With a shudder, I pried myself loose from the thought. "I think we're fine now," I said to Ivy, who was still peering nervously at the sky. The familiar swoops and flourishes of her profile, so delicately sketched against the dazzling blue, made my breath catch in my throat. "Must have been some kind of fluke."
"Yeah," she said reluctantly. "Must've been."
I cleared my throat, giving her hand a careful squeeze. "We still have time, before I have to head over to The Bitters," I said. "Do you…Maybe you'd like to get coffee or something? Talk a little more?"
She looked over at me, her eyes pensive, dark pools beneath her winging brows. And with a sinking heart, I could pinpoint the exact moment she changed her mind. As if those feuding birds had registered as a symbol of doom and ruination, a reminder of the way something beautiful could turn on you, grow savagely unpredictable. Sink its talons directly into the soft flesh of your heart.
When we'd been together, she'd been the dance and I had been those birds. Not once, but twice.
"What is it that you want from me, Dash?" she said, her face hardening like setting clay, her voice devastatingly soft. "For me to just gamble my heart on you again, hoping you've finally figured things out for yourself? Because any roll of the dice, any risk I might have to take is worth it, for the chance to be with the incomparable Starshine Avramov again?"
I swallowed hot tears, salt in my mouth. "You know that's not what I think. I'm not—between the two of us, I'm not the incomparable one. You are, Ivy. And you'll always be.

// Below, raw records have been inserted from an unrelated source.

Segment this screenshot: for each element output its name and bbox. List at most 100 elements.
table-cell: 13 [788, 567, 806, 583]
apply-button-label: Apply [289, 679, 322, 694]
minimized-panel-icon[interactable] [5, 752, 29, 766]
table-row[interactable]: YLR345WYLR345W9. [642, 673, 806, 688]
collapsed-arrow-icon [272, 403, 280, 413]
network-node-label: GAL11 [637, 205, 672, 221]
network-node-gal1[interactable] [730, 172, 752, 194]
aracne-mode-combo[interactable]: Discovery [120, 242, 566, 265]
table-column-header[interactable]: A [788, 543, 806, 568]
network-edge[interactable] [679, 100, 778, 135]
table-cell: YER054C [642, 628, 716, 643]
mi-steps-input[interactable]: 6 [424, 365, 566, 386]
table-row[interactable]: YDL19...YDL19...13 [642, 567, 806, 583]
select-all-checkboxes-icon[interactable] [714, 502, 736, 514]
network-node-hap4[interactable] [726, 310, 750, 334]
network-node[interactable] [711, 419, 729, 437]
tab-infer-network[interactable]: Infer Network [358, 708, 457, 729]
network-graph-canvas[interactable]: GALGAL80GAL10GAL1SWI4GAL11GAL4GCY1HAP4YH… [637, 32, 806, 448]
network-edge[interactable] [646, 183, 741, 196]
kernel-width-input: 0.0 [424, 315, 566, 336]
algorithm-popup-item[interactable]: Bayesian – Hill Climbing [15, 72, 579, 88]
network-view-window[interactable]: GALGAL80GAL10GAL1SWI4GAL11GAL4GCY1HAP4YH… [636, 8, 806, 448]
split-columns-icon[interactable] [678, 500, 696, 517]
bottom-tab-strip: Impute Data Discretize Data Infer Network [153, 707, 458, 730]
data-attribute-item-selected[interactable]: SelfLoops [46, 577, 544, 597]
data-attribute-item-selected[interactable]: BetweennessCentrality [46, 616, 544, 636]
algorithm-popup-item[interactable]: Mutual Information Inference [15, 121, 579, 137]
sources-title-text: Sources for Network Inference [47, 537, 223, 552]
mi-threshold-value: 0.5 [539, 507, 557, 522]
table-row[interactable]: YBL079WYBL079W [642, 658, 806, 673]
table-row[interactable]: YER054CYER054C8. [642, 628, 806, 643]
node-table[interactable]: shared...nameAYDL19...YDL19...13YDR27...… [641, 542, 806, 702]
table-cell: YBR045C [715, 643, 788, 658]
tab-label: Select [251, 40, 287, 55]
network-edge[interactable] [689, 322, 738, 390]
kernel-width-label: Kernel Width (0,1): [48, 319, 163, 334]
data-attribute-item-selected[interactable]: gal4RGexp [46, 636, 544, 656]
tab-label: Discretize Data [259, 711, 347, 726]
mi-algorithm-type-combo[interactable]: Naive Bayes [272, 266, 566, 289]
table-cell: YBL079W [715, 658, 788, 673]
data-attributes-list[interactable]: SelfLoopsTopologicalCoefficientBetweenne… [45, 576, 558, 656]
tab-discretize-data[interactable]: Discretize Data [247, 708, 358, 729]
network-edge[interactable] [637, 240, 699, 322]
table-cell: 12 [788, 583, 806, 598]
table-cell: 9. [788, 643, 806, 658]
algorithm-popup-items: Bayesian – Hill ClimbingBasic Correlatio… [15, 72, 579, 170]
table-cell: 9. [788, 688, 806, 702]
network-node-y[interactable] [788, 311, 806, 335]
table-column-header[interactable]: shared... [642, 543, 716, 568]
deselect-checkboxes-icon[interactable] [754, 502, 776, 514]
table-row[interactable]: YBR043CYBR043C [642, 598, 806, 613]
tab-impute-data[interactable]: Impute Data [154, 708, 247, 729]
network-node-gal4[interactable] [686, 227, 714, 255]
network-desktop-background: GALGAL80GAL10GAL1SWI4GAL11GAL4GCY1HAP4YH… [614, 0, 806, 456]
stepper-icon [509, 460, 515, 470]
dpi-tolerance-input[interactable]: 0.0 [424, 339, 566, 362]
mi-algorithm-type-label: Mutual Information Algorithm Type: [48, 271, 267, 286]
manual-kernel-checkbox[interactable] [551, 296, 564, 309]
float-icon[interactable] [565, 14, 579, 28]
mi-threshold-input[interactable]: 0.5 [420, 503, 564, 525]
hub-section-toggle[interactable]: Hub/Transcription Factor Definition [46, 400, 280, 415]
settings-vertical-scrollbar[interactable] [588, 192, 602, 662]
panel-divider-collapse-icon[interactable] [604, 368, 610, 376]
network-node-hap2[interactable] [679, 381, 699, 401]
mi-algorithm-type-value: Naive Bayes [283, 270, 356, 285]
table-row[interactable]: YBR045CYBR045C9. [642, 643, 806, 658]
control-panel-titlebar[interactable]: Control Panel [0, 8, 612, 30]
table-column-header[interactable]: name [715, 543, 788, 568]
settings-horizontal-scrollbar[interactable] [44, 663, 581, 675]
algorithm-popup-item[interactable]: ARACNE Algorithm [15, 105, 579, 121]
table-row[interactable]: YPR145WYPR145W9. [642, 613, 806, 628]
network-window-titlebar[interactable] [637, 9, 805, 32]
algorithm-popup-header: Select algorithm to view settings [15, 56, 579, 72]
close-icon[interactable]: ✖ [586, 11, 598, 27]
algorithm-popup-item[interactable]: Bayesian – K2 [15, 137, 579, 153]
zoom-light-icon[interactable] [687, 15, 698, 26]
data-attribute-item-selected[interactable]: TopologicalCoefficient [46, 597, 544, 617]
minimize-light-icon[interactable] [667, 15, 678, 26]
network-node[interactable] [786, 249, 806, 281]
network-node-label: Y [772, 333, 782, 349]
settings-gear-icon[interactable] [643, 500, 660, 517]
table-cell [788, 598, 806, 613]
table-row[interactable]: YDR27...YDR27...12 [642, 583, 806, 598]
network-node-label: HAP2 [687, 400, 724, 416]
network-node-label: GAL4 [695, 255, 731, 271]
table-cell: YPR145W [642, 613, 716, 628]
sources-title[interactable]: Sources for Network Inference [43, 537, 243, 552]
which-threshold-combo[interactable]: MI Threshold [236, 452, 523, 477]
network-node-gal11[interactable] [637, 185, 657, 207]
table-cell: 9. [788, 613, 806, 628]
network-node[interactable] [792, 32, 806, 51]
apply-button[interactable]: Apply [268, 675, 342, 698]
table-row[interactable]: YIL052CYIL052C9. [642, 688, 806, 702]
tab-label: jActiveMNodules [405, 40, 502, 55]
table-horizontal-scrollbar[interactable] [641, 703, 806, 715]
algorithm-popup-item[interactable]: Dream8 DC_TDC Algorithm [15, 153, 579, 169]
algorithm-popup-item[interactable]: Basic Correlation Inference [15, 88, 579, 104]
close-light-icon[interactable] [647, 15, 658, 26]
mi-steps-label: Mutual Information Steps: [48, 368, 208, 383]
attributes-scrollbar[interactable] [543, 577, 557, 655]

And that's why…that's why I keep asking."
"Even if I said yes, what would be the point?" She snatched her hand away, cradling it against her stomach, where I knew she kept her hurt. "You'd just get tired of me, eventually. And then you'd run away, and I'd be ruined again."
"You don't know that."
"And neither do you, not really." She reached out and gently traced the outline of my face, regret and longing swimming in her beautiful eyes. "And that's the point. You broke my heart, Dash. Two whole times. I can't trust you, no matter how much I want to let myself be that person again. That naive, that open…That willing to throw caution to the winds just to have you back. Because it's my responsibility to keep that from happening again. Do you understand?"
"I do," I whispered, quashing the urge to nuzzle my cheek into her palm. I didn't deserve the comfort—just as much as she didn't deserve having to say no to me over and over, when rejecting me clearly only hurt her more. "I'm sorry I asked, I really am. And I won't…I promise I won't ask you again."
"Thank you," she whispered, her own eyes glossed bright with tears. "I would really appreciate that, Dasha."